A team that is highly diverse will be more creative in their problem solving, while also better represent the users of their own products.

In addition to thinking about “culture fit,” teams should consider whether a new team member will be a “culture add.” What will the new team member bring to the table that is new, different, or enhance the team’s diversity to make it stronger? If you find your team using the term “culture fit” frequently, try to be explicit about what that really means, to ensure people are not leaning on this as a cop-out and building a team that may suffer from staleness and sameness.

“Root Cause Analysis”

Incidents happen. Downtime occurs. Applications fail. After these things have happened, organizations usually try to learn from the experience and try to prevent the same problems happening again. For many people, a “root cause analysis” has been their go-to approach for this evaluation.

A root cause analysis is doomed to have limited effectiveness before it has even begun. It’s flawed even in its name, because it presupposes a single cause of failure. Humans love to feel control over a situation, and having a single cause to blame is satisfying and tempting. A single cause might seem fixable with a measurable amount of effort, time, or money. Worse still, sometimes that “cause” ends up being a person who then suffers all of the blame for the incident, and potentially loses their job.

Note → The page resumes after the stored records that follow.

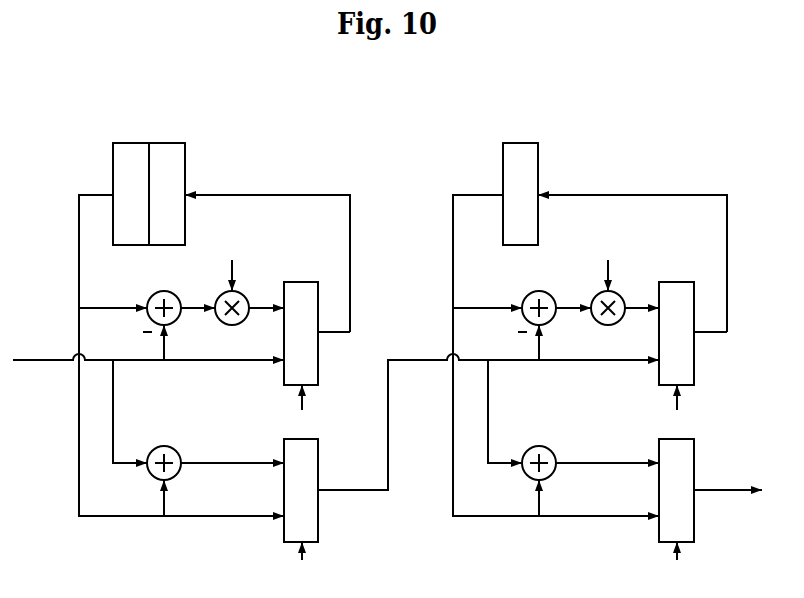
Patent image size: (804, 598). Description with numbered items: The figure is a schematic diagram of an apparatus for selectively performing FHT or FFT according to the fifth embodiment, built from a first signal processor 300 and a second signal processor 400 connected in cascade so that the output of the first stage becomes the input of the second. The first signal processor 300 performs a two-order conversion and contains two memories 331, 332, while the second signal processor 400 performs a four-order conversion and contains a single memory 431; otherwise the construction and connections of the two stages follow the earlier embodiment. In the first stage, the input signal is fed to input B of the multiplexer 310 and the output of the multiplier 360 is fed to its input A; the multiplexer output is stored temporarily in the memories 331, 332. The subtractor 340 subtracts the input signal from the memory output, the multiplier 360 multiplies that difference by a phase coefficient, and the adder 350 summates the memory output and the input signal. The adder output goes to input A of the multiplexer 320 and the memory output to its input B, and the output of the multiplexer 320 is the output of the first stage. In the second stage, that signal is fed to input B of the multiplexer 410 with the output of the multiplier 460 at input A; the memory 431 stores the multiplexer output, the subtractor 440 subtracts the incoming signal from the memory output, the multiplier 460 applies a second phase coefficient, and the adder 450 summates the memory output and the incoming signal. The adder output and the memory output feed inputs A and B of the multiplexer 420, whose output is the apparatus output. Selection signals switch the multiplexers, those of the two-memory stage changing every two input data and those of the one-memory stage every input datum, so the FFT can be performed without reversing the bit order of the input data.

The first signal processor 300 is at (284, 136).
The multiplexer 310 is at (300, 282).
The multiplexer 320 is at (318, 515).
The memory 331 is at (133, 143).
The memory 332 is at (176, 143).
The subtractor 340 is at (168, 292).
The adder 350 is at (168, 446).
The multiplier 360 is at (241, 293).
The second signal processor 400 is at (659, 136).
The multiplexer 410 is at (675, 282).
The multiplexer 420 is at (694, 515).
The memory 431 is at (522, 143).
The subtractor 440 is at (543, 292).
The adder 450 is at (543, 446).
The multiplier 460 is at (617, 293).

Unfortunately, the world is never as simple as having single causes for occurrences. There are always multiple contributing factors to a failure, and root cause analysis (or its close relative, 5 Whys) simply doesn’t take that fact into account.

A software application is a complex system, with its code being only one part. The humans who interact with it play a hugely important role, as do their incentives, the information available to them, their stress, and much more.

Taking a more holistic view of the components – both technical and human – that interact to create situations is a more effective technique. Systems Thinking is a discipline that emerged from decades of analysis of how people and things interact, and it is much more valuable for determining causal factors leading to failures. The aviation industry long ago adopted approaches related to Systems Thinking, human factors, and safety science, to its immense benefit.

An outcome of a root cause analysis might be, “The database was deleted because of human error: an on-call engineer typed the wrong command.” Such a reductionist approach of looking for a single cause has led to a reduction in learning, and a blame-filled result. It might also lead to the disciplining of that employee. A more complete analysis would determine why such a powerful command was available, or how that command was runnable without anyone else’s involvement, or what other things the staff were working on at the time, or how tired they were. Only after building a complete view of the whole system – where “system” refers to the combination of humans and software and anything else with influence – can the underlying problems truly be understood.

Terms are important in our industry, and sometimes what starts out as being helpful can progressively become less useful, or even toxic. It is incumbent on all of us to periodically take a look at  the terms of our trade with fresh eyes, just as much as we address things like buggy code.